The large sample size difference among the different sensors likely leads to an unfair comparison. For example, AMSR2 has many more samples over snow-covered areas and over sea ice than the other sensors. Precipitation retrieval over these surface types remains very challenging and is known to have larger retrieval uncertainties (Kummerow et al. 2015; You et al. 2015, 2016, 2017a). To ensure that the results for each sensor are not affected by its sampling, we use the GMI performance as an indicator for sampling in the following way. Each KuPR observation has a concurrent GMI observation. Therefore, we compare GMI to KuPR for each coincident pair between KuPR and the passive microwave sensor; effectively, we are selecting subsets of the GMI–KuPR comparison based on the sampling of the various coincidences. This reveals how different sampling may affect the performance.
For each coincident observation pair between KuPR and each passive microwave sensor (except GMI), there is also a concurrent GMI observation. We compare these subsets of GMI retrieved precipitation rate (concurrent with any other radiometers) to KuPR over different surface types. The essential idea is that if the sample size of each GMI subset is large enough, the performance from each subset should be similar.
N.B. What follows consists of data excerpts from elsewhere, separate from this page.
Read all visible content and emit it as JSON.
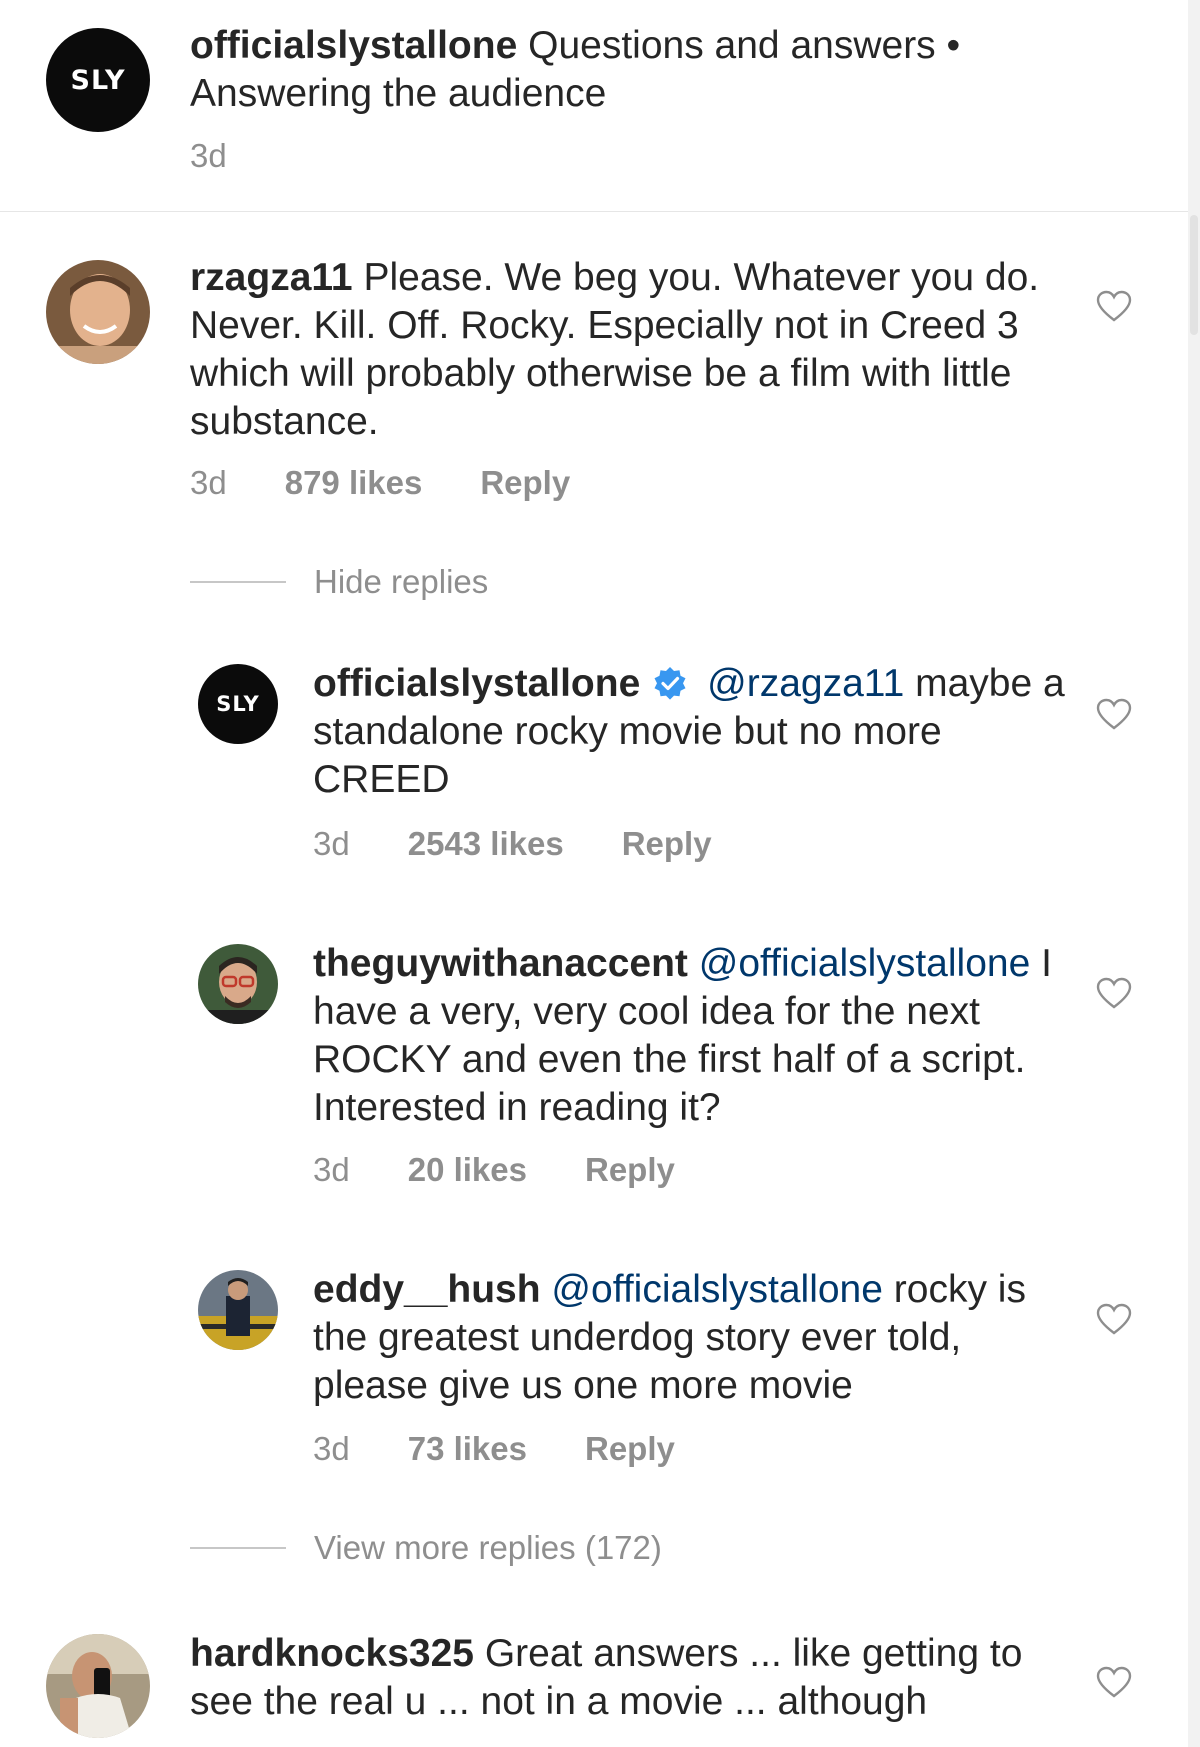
{
  "caption": {
    "avatar_text": "SLY",
    "username": "officialslystallone",
    "text": "Questions and answers • Answering the audience",
    "time": "3d"
  },
  "comments": [
    {
      "username": "rzagza11",
      "text": "Please. We beg you. Whatever you do. Never. Kill. Off. Rocky. Especially not in Creed 3 which will probably otherwise be a film with little substance.",
      "time": "3d",
      "likes": "879 likes",
      "reply": "Reply"
    }
  ],
  "hide_replies": "Hide replies",
  "replies": [
    {
      "username": "officialslystallone",
      "avatar_text": "SLY",
      "verified": true,
      "mention": "@rzagza11",
      "text": "maybe a standalone rocky movie but no more CREED",
      "time": "3d",
      "likes": "2543 likes",
      "reply": "Reply"
    },
    {
      "username": "theguywithanaccent",
      "mention": "@officialslystallone",
      "text": "I have a very, very cool idea for the next ROCKY and even the first half of a script. Interested in reading it?",
      "time": "3d",
      "likes": "20 likes",
      "reply": "Reply"
    },
    {
      "username": "eddy__hush",
      "mention": "@officialslystallone",
      "text": "rocky is the greatest underdog story ever told, please give us one more movie",
      "time": "3d",
      "likes": "73 likes",
      "reply": "Reply"
    }
  ],
  "view_more_replies": "View more replies (172)",
  "last_comment": {
    "username": "hardknocks325",
    "text": "Great answers ... like getting to see the real u ... not in a movie ... although"
  },
  "colors": {
    "text": "#262626",
    "meta": "#8e8e8e",
    "mention": "#00376b",
    "verified": "#3897f0",
    "divider": "#e6e6e6"
  }
}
The correlation between the GMI retrieved precipitation rates and KuPR precipitation rates (concurrent with any other radiometers) is shown in Fig. 2a over these seven surface types. Over ocean, these nine subsets of GMI (indicated by the sensor name in Fig. 2b) perform very similarly, with correlation ~0.75. This means that the differences in sampling between the various sensors have a negligible effect. A similar pattern is observed over vegetation and coast, with all correlations clustered closely around ~0.60 and ~0.55, respectively. On the other hand, the correlation varies greatly over the other four surface types (sea ice, snow, standing water, and water–ice boundary), indicating a possible effect of sampling on the results (keeping in mind that these are all GMI–KuPR comparisons). A similar feature is observed from the bias analysis (Fig. 2b). That is, the biases from these nine subsets of GMI are closer to each other over ocean, vegetation, and coast, compared with other four surface types.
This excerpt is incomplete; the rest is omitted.